Rén and Lǐ are closely connected to each other and sometimes the border seems blurry. These two conceptions are already two main virtues of Confucian philosophy: Rén as the sympathy for others and Lǐ as the proper behaviour towards others.
In addition to those there are three more virtues: Justice or righteousness (義 – Yì), wisdom (識 – Zhì) and benevolence or kindness (信 – Xìn). Among these there are several more, but the five virtues above are considered to be the core of social harmony.
Differences and Similarities
As mentioned above the virtues contribute to a stable society. The virtue which is directly shared is wisdom. Plato points out that the sages and rulers should have wisdom in order to be good leaders. Confucius states that wisdom is a virtue for everyone:
During his trip to the State of Wei, with Ran You as the driver.
Confucius commented: “What a populous state!”
Ran You asked: “How can we improve on a populous state?”
Confucius replied: “Make them affluent.”
“Made them affluent, what then?”
Confucius replied: “Educate them.“
For Confucius gaining knowledge and eventually wisdom, leads to becoming a better person. According to Plato on an individual level, people must have wisdom for the rational part of the soul. On a political level wisdom is only necessary for the ruling caste.
Confucius and Plato both approach justice, but from two different angles. For Confucius justice is aligning one’s actions to the demands of the situation. In other words: to act accordingly to the social role. When an emperor rules with responsibility for his citizens, then he is just. Plato’s definition goes in the same direction. As mentioned above, a society is just when all behave according to their main virtue. For both philosophers justice is linked to the social role. Confucius provides an inter-personal definition and Plato a person-to-class definition.
There is no exact match for Plato’s moderation to the Confucian main virtues. On a political level it is required by the producing class, they should have the ability to control themselves. They shall not demand too much, but also not too less. On a personal level moderation is required by the appetitive part of the soul. The appetitive part also should not be driven to excess, because it creates an imbalanced lifestyle and eventually leads to an unhealthy body and soul.
The same is for the Confucian Rén and Lǐ, which are personal virtues for social interaction. There are slight similarities to Plato’s moderation; I try to make a short comparison which is very blurry. All three are about the own position in the social hierarchy and the balance of acting accordingly to it. Plato’s however features a tendency of absoluteness. The Confucian on the other hand has a more relative orientation.
Plato’s courage is not a directly valued virtue in Confucian thought. There is however the Confucian idea of Yǒng (勇). But in the Confucian discussion it is not as important as courage in Plato’s model of the human soul. For more information on the discussion about Yǒng I recommend reading this article.

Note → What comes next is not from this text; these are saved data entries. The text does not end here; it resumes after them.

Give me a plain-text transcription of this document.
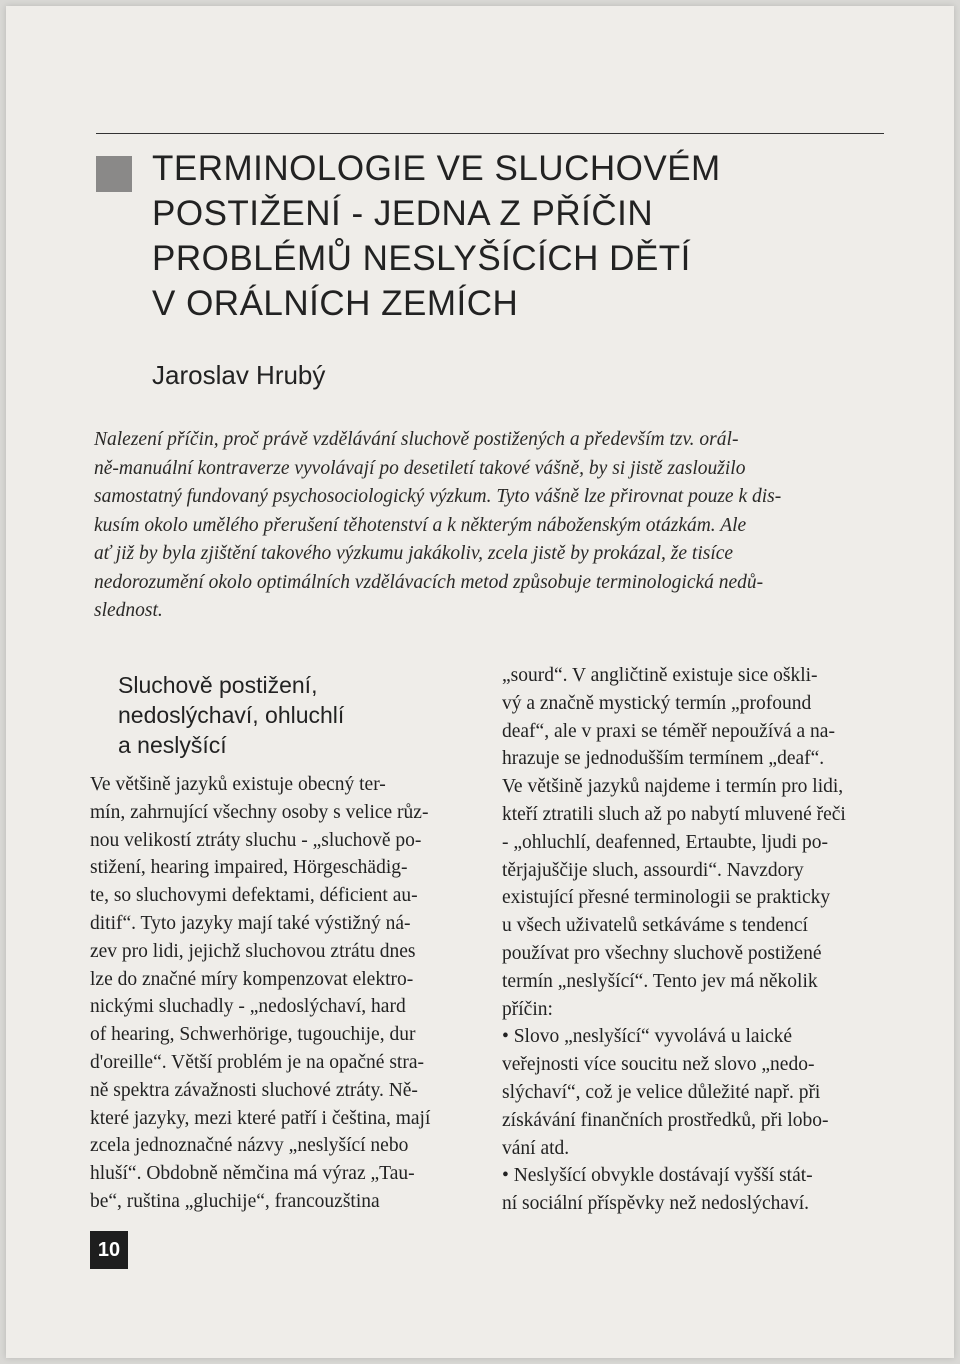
TERMINOLOGIE VE SLUCHOVÉM
POSTIŽENÍ - JEDNA Z PŘÍČIN
PROBLÉMŮ NESLYŠÍCÍCH DĚTÍ
V ORÁLNÍCH ZEMÍCH
Jaroslav Hrubý
Nalezení příčin, proč právě vzdělávání sluchově postižených a především tzv. orál-
ně-manuální kontraverze vyvolávají po desetiletí takové vášně, by si jistě zasloužilo
samostatný fundovaný psychosociologický výzkum. Tyto vášně lze přirovnat pouze k dis-
kusím okolo umělého přerušení těhotenství a k některým náboženským otázkám. Ale
ať již by byla zjištění takového výzkumu jakákoliv, zcela jistě by prokázal, že tisíce
nedorozumění okolo optimálních vzdělávacích metod způsobuje terminologická nedů-
slednost.
Sluchově postižení,
nedoslýchaví, ohluchlí
a neslyšící
Ve většině jazyků existuje obecný ter-
mín, zahrnující všechny osoby s velice růz-
nou velikostí ztráty sluchu - „sluchově po-
stižení, hearing impaired, Hörgeschädig-
te, so sluchovymi defektami, déficient au-
ditif“. Tyto jazyky mají také výstižný ná-
zev pro lidi, jejichž sluchovou ztrátu dnes
lze do značné míry kompenzovat elektro-
nickými sluchadly - „nedoslýchaví, hard
of hearing, Schwerhörige, tugouchije, dur
d'oreille“. Větší problém je na opačné stra-
ně spektra závažnosti sluchové ztráty. Ně-
které jazyky, mezi které patří i čeština, mají
zcela jednoznačné názvy „neslyšící nebo
hluší“. Obdobně němčina má výraz „Tau-
be“, ruština „gluchije“, francouzština
„sourd“. V angličtině existuje sice oškli-
vý a značně mystický termín „profound
deaf“, ale v praxi se téměř nepoužívá a na-
hrazuje se jednodušším termínem „deaf“.
Ve většině jazyků najdeme i termín pro lidi,
kteří ztratili sluch až po nabytí mluvené řeči
- „ohluchlí, deafenned, Ertaubte, ljudi po-
těrjajuščije sluch, assourdi“. Navzdory
existující přesné terminologii se prakticky
u všech uživatelů setkáváme s tendencí
používat pro všechny sluchově postižené
termín „neslyšící“. Tento jev má několik
příčin:
• Slovo „neslyšící“ vyvolává u laické
veřejnosti více soucitu než slovo „nedo-
slýchaví“, což je velice důležité např. při
získávání finančních prostředků, při lobo-
vání atd.
• Neslyšící obvykle dostávají vyšší stát-
ní sociální příspěvky než nedoslýchaví.
10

And there is also no direct match for Xìn in Plato’s thought. Somehow it is included in Plato’s Justice. He says that one should be just to others in any case, because justice is valuable for its own sake. But a clear statement on kindness is not made.
As I pointed out Plato’s and Confucius’ philosophies have a common way and goal: achieving a stable society through virtue. Some virtues are similar others are very different. Plato generally suggests a more class orientated philosophy while Confucius’ addresses all people equally. But he also refers to the individual social role. This shows that both philosophers were part of a stratified society which somehow strongly influenced their way of thinking.
In a larger historical context there is one major difference: Confucian thought survived throughout the centuries. It has certainly been reinterpreted, but the main idea was not changed drastically. Plato’s thoughts however only survived rudimentarily and the Western world has experienced a lot of paradigmatic changes.
This post is focused on the virtues of both philosophies solely, but what about other aspects? How do their metaphysic premises match? What is the main difference on their moral values? And some more questions arise.